Aujourd’hui, au regard des enjeux auxquels notre pays est confronté et des résultats engagés par votre diplomatie téméraire et offensive, il y a lieu d’oser penser la Nation autrement. Cela signifie que, puisque la Constitution née de la belligérance nous a propulsés dans la Troisième République, les effets induits de votre gouvernance devraient désormais nous conduire vers la Quatrième République.
Vous aurez ainsi, devant la Nation et devant le monde, marqué d’une encre indélébile l’histoire de notre pays et posé les jalons d’un avenir prospère pour la République démocratique du Congo.
À vrai dire, dans le contexte actuel, il n’y a sans doute personne mieux placé que vous pour assumer cette responsabilité historique. Il s’agit là d’un chantier majeur, d’un véritable tournant politique pour l’avenir de notre Nation.

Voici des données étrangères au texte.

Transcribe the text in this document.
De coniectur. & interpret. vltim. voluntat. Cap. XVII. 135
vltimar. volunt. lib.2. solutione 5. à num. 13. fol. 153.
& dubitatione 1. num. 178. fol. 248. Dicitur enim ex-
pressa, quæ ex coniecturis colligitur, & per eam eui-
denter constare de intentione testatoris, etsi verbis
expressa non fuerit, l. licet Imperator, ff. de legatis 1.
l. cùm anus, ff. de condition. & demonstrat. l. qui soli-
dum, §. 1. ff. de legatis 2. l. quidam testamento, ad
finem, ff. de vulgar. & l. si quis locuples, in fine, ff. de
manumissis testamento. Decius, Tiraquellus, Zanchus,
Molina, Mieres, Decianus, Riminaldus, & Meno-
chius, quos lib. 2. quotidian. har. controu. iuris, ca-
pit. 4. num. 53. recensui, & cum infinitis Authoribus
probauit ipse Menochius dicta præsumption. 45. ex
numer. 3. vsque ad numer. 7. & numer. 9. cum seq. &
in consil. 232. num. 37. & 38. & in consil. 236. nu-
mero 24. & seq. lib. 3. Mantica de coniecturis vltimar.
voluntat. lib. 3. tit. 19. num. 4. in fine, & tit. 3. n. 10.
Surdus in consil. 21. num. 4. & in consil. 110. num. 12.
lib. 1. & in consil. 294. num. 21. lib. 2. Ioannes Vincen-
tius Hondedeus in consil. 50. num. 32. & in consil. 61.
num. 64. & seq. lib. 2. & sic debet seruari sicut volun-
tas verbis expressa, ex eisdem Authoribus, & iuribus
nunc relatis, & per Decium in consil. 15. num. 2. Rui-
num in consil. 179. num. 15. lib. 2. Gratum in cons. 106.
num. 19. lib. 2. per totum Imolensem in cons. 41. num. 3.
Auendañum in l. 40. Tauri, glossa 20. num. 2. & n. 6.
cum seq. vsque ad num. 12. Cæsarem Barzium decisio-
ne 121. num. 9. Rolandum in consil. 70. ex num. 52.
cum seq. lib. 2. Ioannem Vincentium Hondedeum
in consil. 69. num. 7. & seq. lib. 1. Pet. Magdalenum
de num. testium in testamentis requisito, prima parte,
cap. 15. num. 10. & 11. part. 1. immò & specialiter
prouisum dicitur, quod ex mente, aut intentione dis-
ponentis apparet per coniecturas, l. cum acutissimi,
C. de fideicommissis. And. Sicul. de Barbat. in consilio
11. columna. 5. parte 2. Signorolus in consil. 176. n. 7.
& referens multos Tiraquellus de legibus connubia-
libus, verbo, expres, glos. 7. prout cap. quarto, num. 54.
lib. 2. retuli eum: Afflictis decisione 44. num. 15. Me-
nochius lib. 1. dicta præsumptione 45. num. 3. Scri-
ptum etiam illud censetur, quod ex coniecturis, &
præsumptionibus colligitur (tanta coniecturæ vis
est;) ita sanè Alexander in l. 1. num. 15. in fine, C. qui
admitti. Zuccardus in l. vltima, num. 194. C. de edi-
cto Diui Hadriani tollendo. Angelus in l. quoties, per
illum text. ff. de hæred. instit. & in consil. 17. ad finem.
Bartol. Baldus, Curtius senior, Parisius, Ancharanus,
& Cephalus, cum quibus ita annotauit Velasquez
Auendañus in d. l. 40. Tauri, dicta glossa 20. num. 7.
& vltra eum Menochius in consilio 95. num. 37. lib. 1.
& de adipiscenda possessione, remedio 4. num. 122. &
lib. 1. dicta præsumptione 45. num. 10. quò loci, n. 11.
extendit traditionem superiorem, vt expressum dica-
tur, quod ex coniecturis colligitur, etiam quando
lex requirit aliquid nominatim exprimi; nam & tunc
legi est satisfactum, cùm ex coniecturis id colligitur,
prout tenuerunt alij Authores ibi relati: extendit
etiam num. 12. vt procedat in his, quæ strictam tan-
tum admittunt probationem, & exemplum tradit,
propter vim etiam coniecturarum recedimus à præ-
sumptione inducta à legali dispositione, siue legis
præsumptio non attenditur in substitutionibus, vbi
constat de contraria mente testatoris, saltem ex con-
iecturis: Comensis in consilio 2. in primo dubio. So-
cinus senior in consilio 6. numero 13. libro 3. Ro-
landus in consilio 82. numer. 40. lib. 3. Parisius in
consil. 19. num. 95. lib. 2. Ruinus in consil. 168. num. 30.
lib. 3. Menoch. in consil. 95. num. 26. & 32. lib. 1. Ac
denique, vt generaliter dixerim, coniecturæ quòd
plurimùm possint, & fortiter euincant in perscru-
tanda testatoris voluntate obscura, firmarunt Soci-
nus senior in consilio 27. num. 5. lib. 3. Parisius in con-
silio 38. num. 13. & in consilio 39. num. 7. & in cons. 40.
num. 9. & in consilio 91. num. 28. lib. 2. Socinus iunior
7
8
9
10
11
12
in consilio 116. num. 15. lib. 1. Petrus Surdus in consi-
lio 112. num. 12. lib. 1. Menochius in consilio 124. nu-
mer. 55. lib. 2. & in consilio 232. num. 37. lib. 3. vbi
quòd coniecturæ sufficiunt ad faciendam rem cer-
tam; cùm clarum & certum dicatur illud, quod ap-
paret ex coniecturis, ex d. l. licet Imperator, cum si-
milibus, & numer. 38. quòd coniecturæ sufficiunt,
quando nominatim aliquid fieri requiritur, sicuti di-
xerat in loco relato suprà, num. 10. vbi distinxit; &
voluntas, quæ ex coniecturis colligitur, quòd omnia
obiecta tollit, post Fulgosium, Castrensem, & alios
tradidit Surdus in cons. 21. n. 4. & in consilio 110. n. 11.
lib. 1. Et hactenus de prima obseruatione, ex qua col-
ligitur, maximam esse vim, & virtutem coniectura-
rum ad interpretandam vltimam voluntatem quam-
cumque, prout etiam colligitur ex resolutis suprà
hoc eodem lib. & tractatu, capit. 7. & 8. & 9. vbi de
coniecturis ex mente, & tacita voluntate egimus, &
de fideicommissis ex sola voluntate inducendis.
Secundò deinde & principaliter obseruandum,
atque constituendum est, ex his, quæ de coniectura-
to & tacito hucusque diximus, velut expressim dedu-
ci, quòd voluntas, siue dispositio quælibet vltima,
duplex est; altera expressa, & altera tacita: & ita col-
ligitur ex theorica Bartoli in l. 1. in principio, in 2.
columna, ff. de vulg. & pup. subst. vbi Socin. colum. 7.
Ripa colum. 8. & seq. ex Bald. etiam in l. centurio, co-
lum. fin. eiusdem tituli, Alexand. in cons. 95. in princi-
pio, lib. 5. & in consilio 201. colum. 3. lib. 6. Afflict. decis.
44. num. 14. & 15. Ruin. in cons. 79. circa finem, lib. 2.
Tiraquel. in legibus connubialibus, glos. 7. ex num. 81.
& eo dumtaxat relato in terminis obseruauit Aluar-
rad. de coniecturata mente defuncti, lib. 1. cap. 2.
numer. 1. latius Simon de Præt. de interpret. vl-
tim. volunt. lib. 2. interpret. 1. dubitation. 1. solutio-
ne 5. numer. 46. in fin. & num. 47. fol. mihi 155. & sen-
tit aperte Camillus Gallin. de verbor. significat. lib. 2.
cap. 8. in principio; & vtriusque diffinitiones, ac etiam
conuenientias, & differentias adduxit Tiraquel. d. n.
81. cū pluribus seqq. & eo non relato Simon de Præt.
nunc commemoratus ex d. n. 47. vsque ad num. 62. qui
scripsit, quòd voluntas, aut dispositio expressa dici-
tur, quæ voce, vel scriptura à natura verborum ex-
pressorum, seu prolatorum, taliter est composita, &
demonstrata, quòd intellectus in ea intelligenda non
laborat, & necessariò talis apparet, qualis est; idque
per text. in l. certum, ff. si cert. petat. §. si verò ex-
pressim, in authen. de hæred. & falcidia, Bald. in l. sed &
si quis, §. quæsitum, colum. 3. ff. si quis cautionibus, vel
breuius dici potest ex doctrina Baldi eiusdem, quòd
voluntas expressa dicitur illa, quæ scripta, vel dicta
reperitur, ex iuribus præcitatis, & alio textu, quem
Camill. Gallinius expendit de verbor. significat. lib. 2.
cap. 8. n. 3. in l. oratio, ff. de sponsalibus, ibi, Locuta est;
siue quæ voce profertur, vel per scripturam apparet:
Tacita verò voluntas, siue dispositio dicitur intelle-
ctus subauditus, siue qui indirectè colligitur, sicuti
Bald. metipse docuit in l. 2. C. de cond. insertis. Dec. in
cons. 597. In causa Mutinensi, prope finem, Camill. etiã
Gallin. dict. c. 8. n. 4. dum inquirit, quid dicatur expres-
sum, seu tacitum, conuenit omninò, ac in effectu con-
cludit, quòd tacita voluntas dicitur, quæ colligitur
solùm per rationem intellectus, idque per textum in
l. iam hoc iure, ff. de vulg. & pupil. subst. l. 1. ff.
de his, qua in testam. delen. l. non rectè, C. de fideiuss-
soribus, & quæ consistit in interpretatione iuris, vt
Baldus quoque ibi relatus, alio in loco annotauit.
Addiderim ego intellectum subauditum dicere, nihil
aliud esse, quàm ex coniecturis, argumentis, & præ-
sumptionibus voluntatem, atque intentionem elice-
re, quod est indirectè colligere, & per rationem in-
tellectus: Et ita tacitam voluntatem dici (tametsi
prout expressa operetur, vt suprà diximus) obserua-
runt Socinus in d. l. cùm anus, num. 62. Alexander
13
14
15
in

Certains jugeront peut-être notre démarche audacieuse, voire opportuniste. Mais l’heure n’est plus aux procès d’intention. Elle est à la lucidité, au courage politique et au sens des responsabilités. Les défis sécuritaires, diplomatiques et institutionnels auxquels notre pays fait face exigent expérience, constance, sang-froid et maîtrise dans la conduite de l’État.
Car une guerre ne se gagne pas uniquement sur les champs de bataille. Elle se gagne également dans les sphères diplomatiques, dans la constance stratégique, dans la crédibilité internationale et dans la capacité d’un leadership à maintenir le cap dans la durée, malgré les pressions et les turbulences. C’est précisément le cas du conflit qui sévit à l’Est de notre pays, et votre engagement en témoigne.
Au regard de ce qui précède, il est également important de souligner qu’une grande majorité du peuple congolais refuse d’être régie par une Constitution issue d’un contexte de belligérance et souvent perçue comme défavorable aux intérêts supérieurs de la Nation.
C’est pourquoi nous vous prions, Excellence Monsieur le Président de la République, Chef de l’État, père de la Nation, Félix Antoine Tshisekedi Tshilombo, dans le cadre de vos prérogatives régaliennes, de prendre l’initiative d’un processus visant à doter notre pays d’une nouvelle loi fondamentale, mieux adaptée aux réalités actuelles, aux aspirations profondes et à la souveraineté de notre peuple.
Tel est le sens de la volonté populaire. Et, en définitive, dans une démocratie véritable, c’est toujours le peuple qui a le dernier mot.
Car dans une démocratie, le peuple n’est pas seulement spectateur du pouvoir : il en est à la fois le fondement et la finalité.